One does not simply walk into a speaking slot
According to Cvent, there are several actionable items someone looking to speak can undertake when encountering their first speaking role. While I largely agree with the advice of knowing the audience, engaging the audience, setting oneself apart, and selling oneself as the expert versus selling a specific product, it's worth exploring one point a bit deeper in terms of letting event organizers know of your availability.
Becoming a regular industry speaker is a process
Breaking into a speaking circuit can be difficult for some. There is often an expectation with those newer to an industry that it's just a matter of "being discovered" by hard working conference organizers, but as someone that has held every role in the conference world as an owner, organizer, sponsor, speaker, and attendee, I have found there are several actionable items you can undertake to improve your chances drastically.
1.) Similar to becoming an authoritative writer, the first step is to start. Commit to the process. It will absolutely be a process and not a singular action.
2.) Research and plan around the topics you want to speak on that will have the most impact on your goals.
3.) Be productive. Write that blog post, do the podcast interview, interview other experts. This is a critical element as the only way to establish oneself as a topical expert is to prove by contextually showing it off in some sort of media format that conference organizers can reference.
4.) Be everywhere. If you create your material in a vacuum, it may as well not exist. Promote your content everywhere you have a voice across social. It is easier if you can analogize your goal in becoming a speaker to be that of becoming a top industry influencer and take the required steps to get there.
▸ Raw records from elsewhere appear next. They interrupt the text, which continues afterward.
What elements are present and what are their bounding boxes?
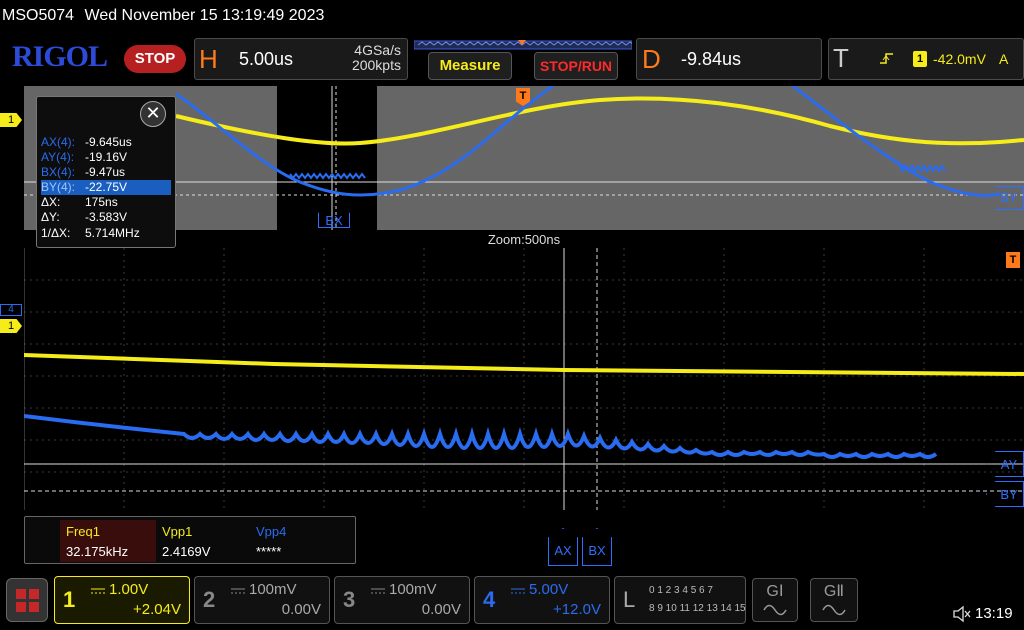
- sample-rate: 4GSa/s: [354, 42, 401, 58]
- horizontal-letter: H: [199, 44, 218, 74]
- cursor-row-ax: AX(4): -9.645us: [41, 135, 132, 149]
- grid-menu-icon: [16, 589, 40, 613]
- delay-value: -9.84us: [681, 49, 742, 69]
- channel-3-offset: 0.00V: [421, 601, 461, 618]
- channel-3-scale: 100mV: [389, 581, 437, 598]
- cursor-row-bx: BX(4): -9.47us: [41, 165, 126, 179]
- measurement-vpp4-cell[interactable]: Vpp4 *****: [252, 520, 348, 562]
- dc-coupling-icon: [229, 583, 247, 594]
- close-icon[interactable]: ✕: [140, 101, 166, 127]
- ch1-overview-trace: [175, 96, 1024, 146]
- model-name: MSO5074: [2, 7, 75, 24]
- stop-run-button[interactable]: STOP/RUN: [534, 52, 618, 80]
- memory-position-bar[interactable]: [413, 38, 647, 52]
- trigger-mode: A: [999, 51, 1009, 67]
- meas-freq1-value: 32.175kHz: [66, 544, 129, 559]
- channel-2-scale: 100mV: [249, 581, 297, 598]
- channel-2-number: 2: [203, 587, 216, 612]
- timebase-value: 5.00us: [239, 49, 294, 69]
- generator-2-label: GⅡ: [823, 583, 845, 600]
- cursor-ax-marker[interactable]: AX: [548, 528, 578, 566]
- zoom-grid: [24, 248, 1024, 510]
- cursor-bx-marker[interactable]: BX: [582, 528, 612, 566]
- logic-letter: L: [623, 587, 636, 612]
- measurement-vpp1-cell[interactable]: Vpp1 2.4169V: [158, 520, 250, 562]
- delay-letter: D: [642, 44, 661, 74]
- zoom-timebase-label: Zoom:500ns: [487, 232, 561, 247]
- dc-coupling-icon: [89, 583, 107, 594]
- meas-vpp4-label: Vpp4: [256, 524, 287, 539]
- trigger-level: -42.0mV: [933, 51, 986, 67]
- menu-button[interactable]: [6, 578, 48, 622]
- ch4-zoom-marker[interactable]: 4: [0, 304, 22, 316]
- status-bar: MSO5074 Wed November 15 13:19:49 2023: [0, 0, 1024, 32]
- rising-edge-icon: [879, 51, 895, 67]
- cursor-row-dy: ΔY: -3.583V: [41, 210, 128, 224]
- channel-4-box[interactable]: 4 5.00V +12.0V: [474, 576, 610, 624]
- zoom-waveform-area[interactable]: [24, 248, 1024, 510]
- logic-channels-row1: 0 1 2 3 4 5 6 7: [649, 585, 713, 596]
- speaker-muted-icon[interactable]: [952, 605, 972, 623]
- channel-4-offset: +12.0V: [553, 601, 601, 618]
- memory-depth: 200kpts: [351, 57, 401, 73]
- ch1-zoom-marker[interactable]: 1: [0, 319, 22, 333]
- channel-4-scale: 5.00V: [529, 581, 569, 598]
- channel-1-box[interactable]: 1 1.00V +2.04V: [54, 576, 190, 624]
- meas-freq1-label: Freq1: [66, 524, 100, 539]
- rigol-logo: RIGOL: [12, 40, 108, 73]
- trigger-source-badge: 1: [913, 51, 927, 67]
- ch4-overview-ripple: [289, 172, 366, 180]
- channel-2-offset: 0.00V: [281, 601, 321, 618]
- channel-2-box[interactable]: 2 100mV 0.00V: [194, 576, 330, 624]
- channel-3-number: 3: [343, 587, 356, 612]
- trigger-letter: T: [833, 43, 849, 73]
- channel-4-number: 4: [483, 587, 496, 612]
- measurement-freq1-cell[interactable]: Freq1 32.175kHz: [60, 520, 156, 562]
- channel-3-box[interactable]: 3 100mV 0.00V: [334, 576, 470, 624]
- sine-wave-icon: [763, 603, 787, 617]
- measure-button[interactable]: Measure: [428, 52, 512, 80]
- logic-analyzer-box[interactable]: L 0 1 2 3 4 5 6 7 8 9 10 11 12 13 14 15: [614, 576, 746, 624]
- trigger-box[interactable]: T 1 -42.0mV A: [828, 38, 1024, 80]
- meas-vpp1-label: Vpp1: [162, 524, 193, 539]
- dc-coupling-icon: [509, 583, 527, 594]
- date-time: Wed November 15 13:19:49 2023: [84, 7, 325, 24]
- run-state-button[interactable]: STOP: [124, 45, 186, 73]
- dc-coupling-icon: [369, 583, 387, 594]
- channel-1-offset: +2.04V: [133, 601, 181, 618]
- meas-vpp4-value: *****: [256, 544, 282, 559]
- horizontal-timebase-box[interactable]: H 5.00us 4GSa/s 200kpts: [194, 38, 408, 80]
- sine-wave-icon: [822, 603, 846, 617]
- cursor-row-dx: ΔX: 175ns: [41, 195, 118, 209]
- channel-1-number: 1: [63, 587, 76, 612]
- cursor-row-ay: AY(4): -19.16V: [41, 150, 128, 164]
- generator-1-label: GⅠ: [766, 583, 784, 600]
- meas-vpp1-value: 2.4169V: [162, 544, 211, 559]
- channel-1-scale: 1.00V: [109, 581, 149, 598]
- cursor-row-by-selected[interactable]: BY(4): -22.75V: [41, 180, 171, 195]
- generator-1-button[interactable]: GⅠ: [752, 578, 798, 622]
- clock: 13:19: [975, 605, 1013, 622]
- delay-box[interactable]: D -9.84us: [636, 38, 822, 80]
- generator-2-button[interactable]: GⅡ: [810, 578, 858, 622]
- memory-bar-graphic: [413, 40, 647, 50]
- ch4-zoom-trace: [24, 414, 938, 459]
- logic-channels-row2: 8 9 10 11 12 13 14 15: [649, 603, 746, 614]
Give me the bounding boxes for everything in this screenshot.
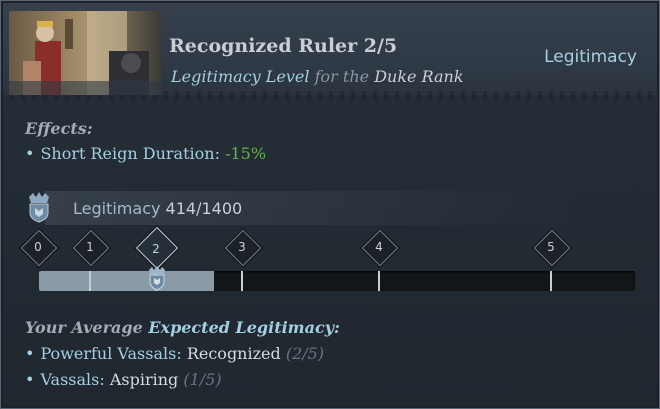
level-number: 0 [34, 240, 42, 254]
level-number: 5 [547, 240, 555, 254]
track-tick [550, 271, 552, 291]
avg-heading-prefix: Your Average [25, 318, 143, 337]
expected-row-value: Recognized [186, 344, 281, 363]
bullet-icon: • [25, 144, 35, 163]
level-number: 1 [86, 240, 94, 254]
expected-legitimacy-heading: Your Average Expected Legitimacy: [25, 318, 340, 337]
level-number: 4 [375, 240, 383, 254]
effect-value: -15% [225, 144, 267, 163]
expected-row-label[interactable]: Vassals: [40, 370, 104, 389]
legitimacy-row: Legitimacy 414/1400 [25, 189, 645, 229]
expected-row: • Powerful Vassals: Recognized (2/5) [25, 344, 324, 363]
expected-row-fraction: (1/5) [183, 370, 222, 389]
effect-item: • Short Reign Duration: -15% [25, 144, 266, 163]
track-fill [39, 271, 214, 291]
legitimacy-track: 0 1 2 3 4 5 [20, 226, 641, 293]
expected-row: • Vassals: Aspiring (1/5) [25, 370, 222, 389]
tooltip-panel: Recognized Ruler 2/5 Legitimacy Level fo… [0, 0, 660, 409]
expected-row-value: Aspiring [109, 370, 179, 389]
legitimacy-amount: 414/1400 [165, 199, 243, 218]
ruler-portrait-image [9, 11, 161, 95]
crown-shield-icon [25, 191, 53, 223]
level-number: 2 [152, 242, 160, 256]
legitimacy-label: Legitimacy [73, 199, 161, 218]
subtitle-rank: Duke Rank [374, 67, 464, 86]
level-subtitle: Legitimacy Level for the Duke Rank [171, 67, 464, 86]
subtitle-term[interactable]: Legitimacy Level [171, 67, 310, 86]
level-number: 3 [238, 240, 246, 254]
legitimacy-link[interactable]: Legitimacy [544, 47, 637, 67]
effects-heading: Effects: [25, 119, 93, 138]
track-tick [241, 271, 243, 291]
expected-row-label[interactable]: Powerful Vassals: [40, 344, 181, 363]
track-tick [89, 271, 91, 291]
avg-heading-term[interactable]: Expected Legitimacy: [148, 318, 340, 337]
expected-row-fraction: (2/5) [285, 344, 325, 363]
track-tick [378, 271, 380, 291]
current-level-crown-icon [146, 265, 168, 291]
bullet-icon: • [25, 370, 35, 389]
bullet-icon: • [25, 344, 35, 363]
legitimacy-value: Legitimacy 414/1400 [73, 199, 242, 218]
level-title: Recognized Ruler 2/5 [169, 35, 398, 57]
effect-label[interactable]: Short Reign Duration: [40, 144, 220, 163]
subtitle-connector: for the [309, 67, 375, 86]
5.) Pitch. Pitch. Pitch. This is often and will almost certainly continue to be a hot topic in every industry in terms of speaker selection. However, especially when you are new to a field or have never spoken at an industry event before, it is exceptionally difficult to be chosen to be a speaker at that next great industry event if you don't actually pitch the event.
Organizers are often inundated by pitches and while attempts are often made to ensure a diversity of voices by trying to find those voices beyond the pitches, your odds of being selected increase significantly when you simply go through the effort of pitching the event. Don’t let the outcome of your success as a speaker be wholly dependent upon the reduced odds of being pulled into an event by external forces. Pitching is the single most critical element in becoming a speaker. Do the work. I cannot emphasize this enough.
Pitching events to establish oneself as an authoritative expert is so important, it's worth discussing why.
Being a speaker is like being a salesperson
To best explain, we can look at a parallel in the business world: sales. A salesperson, when faced with inbound leads drying up, still has the responsibility to manage their pipeline. Within sales roles, if the inbound leads are light, it will fall to you to fill it via outbound prospecting and pitching when necessary.
Demand generation in the speaking world requires establishing yourself unequivocally as an expert and putting yourself into as many near speaking opportunities as possible, such as the blog posts and podcast interviews mentioned previously in order to drive those inbound speaking requests. However, it is incumbent to the aspiration speaker to pitch events if one wants to be considered.
Once one has overcome pitch exhaustion and received decent audience scores, other events will seek you out. This is the authority transfer, where a conference that is perceived as the authoritative source on a subject transfer that authority, by proxy, to the speaker.
After a new speaker masters the stage through the 60 minutes of terror, he or she receives that authoritative boost, the information conveyed comes off as more credible and the opportunities will come.
Similar to the sales analogy, when the inbound requests to join the speaker circuit are light, it's your job to pitch the events you want to be at.